Les vidéos d'Intel nous prennent pour un PC.con !

Exemple N°1: PC Advisor

Intel nous offre un vidéo guide avec une charmante animatrice qui veut nous conseiller pour l’achat d’un ordinateur. Gillian est soit disant une mère de famille qui souhaite booster son PC. Elle nous reçoit chez elle pour discuter de ce douloureux problème.

Après quelques mouvements de caméra à l’épaule un peu houleux, pour avoir un style reporter sur le terrain, nos deux amies échangent sur le choix des composants informatiques.

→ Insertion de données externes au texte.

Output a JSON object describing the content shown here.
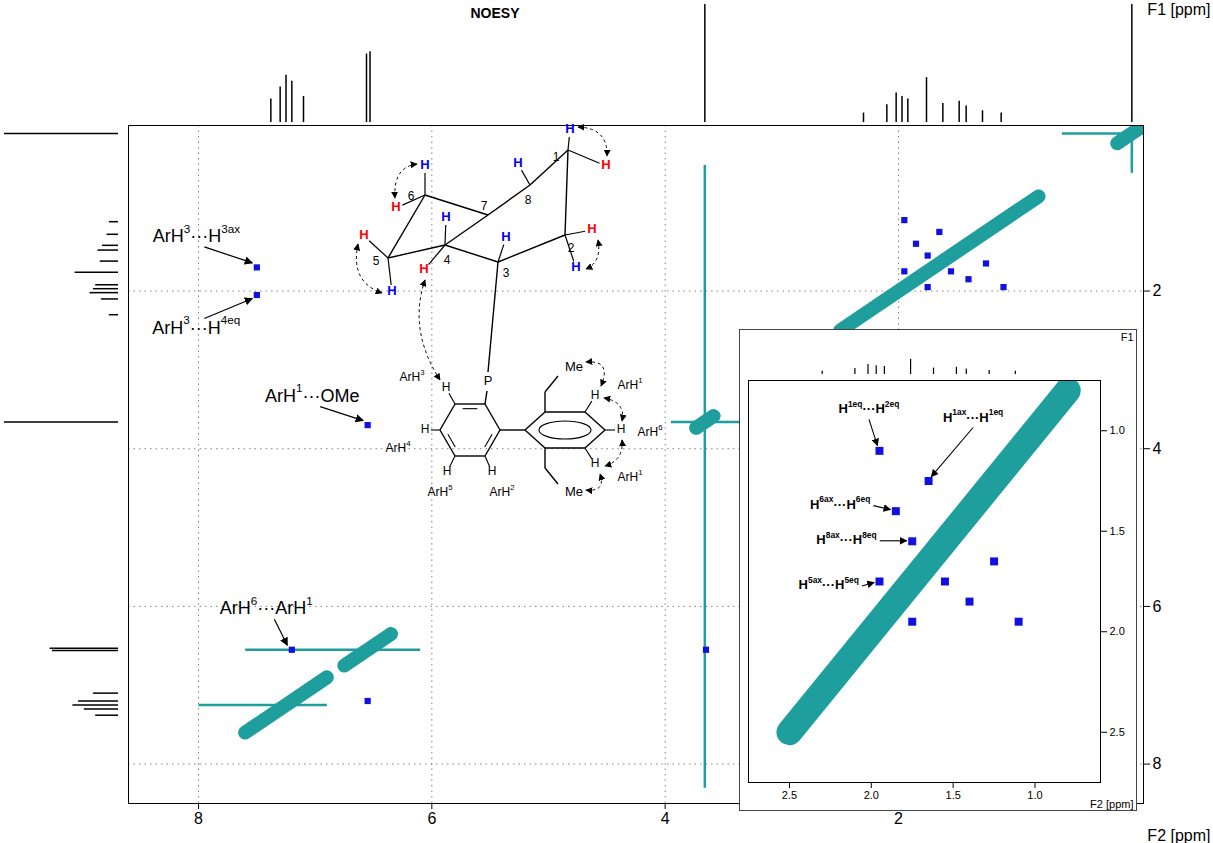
{
  "chart_data": {
    "type": "spectrum2d",
    "title": "NOESY",
    "x_label": "F2 [ppm]",
    "y_label": "F1 [ppm]",
    "xlim": [
      8.6,
      -0.1
    ],
    "ylim": [
      -0.1,
      8.5
    ],
    "xticks": [
      8,
      6,
      4,
      2
    ],
    "yticks": [
      2,
      4,
      6,
      8
    ],
    "grid": true,
    "projection": {
      "tick_labels": false,
      "ylim": [
        0,
        1
      ],
      "ppm": [
        7.38,
        7.3,
        7.25,
        7.2,
        7.1,
        6.56,
        6.53,
        3.66,
        2.3,
        2.1,
        2.02,
        1.97,
        1.92,
        1.76,
        1.62,
        1.48,
        1.42,
        1.28,
        1.12,
        0.0
      ],
      "intensity": [
        0.2,
        0.3,
        0.4,
        0.35,
        0.22,
        0.58,
        0.6,
        1.0,
        0.08,
        0.15,
        0.25,
        0.22,
        0.2,
        0.38,
        0.16,
        0.18,
        0.14,
        0.1,
        0.08,
        1.0
      ]
    },
    "series": [
      {
        "type": "diagonal",
        "color": "#1f9e9e",
        "ppm": [
          7.25,
          6.55,
          3.66,
          1.65,
          0.0
        ],
        "width": [
          0.7,
          0.4,
          0.15,
          1.7,
          0.25
        ],
        "streaks": [
          {
            "f2": [
              7.6,
              6.1
            ],
            "f1": [
              6.55,
              6.55
            ]
          },
          {
            "f2": [
              8.0,
              6.9
            ],
            "f1": [
              7.25,
              7.25
            ]
          },
          {
            "f2": [
              3.95,
              3.3
            ],
            "f1": [
              3.66,
              3.66
            ]
          },
          {
            "f2": [
              3.66,
              3.66
            ],
            "f1": [
              0.4,
              8.3
            ]
          },
          {
            "f2": [
              0.6,
              -0.1
            ],
            "f1": [
              0.0,
              0.0
            ]
          },
          {
            "f2": [
              0.0,
              0.0
            ],
            "f1": [
              -0.1,
              0.5
            ]
          }
        ]
      },
      {
        "type": "cross",
        "color": "#1010e0",
        "f2": [
          7.5,
          7.5,
          6.55,
          3.65,
          7.2,
          6.55,
          1.95,
          1.65,
          1.85,
          1.75,
          1.95,
          1.1,
          1.25,
          1.4,
          1.55,
          1.75
        ],
        "f1": [
          1.7,
          2.05,
          3.7,
          6.55,
          6.55,
          7.2,
          1.1,
          1.25,
          1.4,
          1.55,
          1.75,
          1.95,
          1.65,
          1.85,
          1.75,
          1.95
        ]
      }
    ],
    "annotations": [
      {
        "text": "ArH3···H3ax",
        "peak": 0
      },
      {
        "text": "ArH3···H4eq",
        "peak": 1
      },
      {
        "text": "ArH1···OMe",
        "peak": 2
      },
      {
        "text": "ArH6···ArH1",
        "peak": 4
      }
    ],
    "inset": {
      "x_label": "F2 [ppm]",
      "y_label": "F1",
      "xlim": [
        2.75,
        0.6
      ],
      "ylim": [
        0.75,
        2.75
      ],
      "grid": false,
      "xticks": [
        2.5,
        {
          "value": 2,
          "label": "2.0"
        },
        1.5,
        {
          "value": 1,
          "label": "1.0"
        }
      ],
      "yticks": [
        {
          "value": 1,
          "label": "1.0"
        },
        1.5,
        {
          "value": 2,
          "label": "2.0"
        },
        2.5
      ],
      "annotations": [
        {
          "text": "H1eq···H2eq",
          "peak": 6
        },
        {
          "text": "H1ax···H1eq",
          "peak": 7
        },
        {
          "text": "H6ax···H6eq",
          "peak": 8
        },
        {
          "text": "H8ax···H8eq",
          "peak": 9
        },
        {
          "text": "H5ax···H5eq",
          "peak": 10
        }
      ]
    },
    "structure": {
      "atom_numbers": [
        "1",
        "2",
        "3",
        "4",
        "5",
        "6",
        "7",
        "8"
      ],
      "hydrogen": "H",
      "phosphorus": "P",
      "methyl": "Me",
      "aryl_labels": [
        "ArH1",
        "ArH6",
        "ArH1",
        "ArH3",
        "ArH4",
        "ArH5",
        "ArH2"
      ]
    }
  }
}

En quelques secondes, on se rend compte que la vidéo n’est pas tournée dans un vrai appartement, que Gillian est une actrice qui retient bien son texte et que le cameraman en fait beaucoup trop pour être un amateur.

L’objectif est bien évidemment de faire vrai pour nous mettre en confiance. Mais, le résultat et totalement inverse. Je ressens la désagréable impression de me faire fourrer.

Exemple N°2: Tech News

L’acteur qui anime les Tech News de PC.com ressemble étrangement à un Steve Jobs en moins dynamique. L’arrière-plan, composé de tentures noires et bleues, fait également penser aux grandes présentations de produits d’Apple. C’est peut-être pour ça que je n’ai pas été étonné de voir le MacBook Air dans ce premier épisode.

Passons à l’analyse : Le MacBook Air est sorti il y a 6 semaines. On fait plus frais comme nouvelle ! Je suis d’accord que les pubs Apple sont cool, mais ce n’est pas une raison pour les copier. On a l’impression de voir Steve Jobs avec le même produit et le même argumentaire. Pour couronner le tout, il n’y a aucune critique de cet ordinateur. Crédibilité = 0 !

Conclusion : soyez intelligent

Si j’étais Mr Donals McDonald, VP Marketing et Ventes d’Intel, je laisserais tomber mon agence de communication pour aller à la rencontre de vidéo blogueurs professionnels (Hellooo, je suis là!). Ces derniers pourraient lui dire qu’utiliser un pied pour filmer lui donnera une image plus stable, et qu’une vraie mère de famille serait capable de répondre intelligemment à des questions à propos d’informatique.

Enfin, pour se donner bonne conscience et inciter les internautes à “participer” à cette “plateforme d’échange”, PC.com coiffe son logo d’un beau “beta”, histoire de s’assurer un cachet Web 2.0. Comme je le soulignais lors de la conférence WebÉducation de décembre, ce n’est pas parce qu’on utilise des outils Web2 qu’il faut avoir un discours Web1 (voir Web0).

Internet n’est plus nouveau et les citoyens/consommateurs sont conscients des messages qui leur sont envoyés. Un bon conseil, jouez plus sur leur intelligence que sur leur bêtise. Ils vous le rendront bien.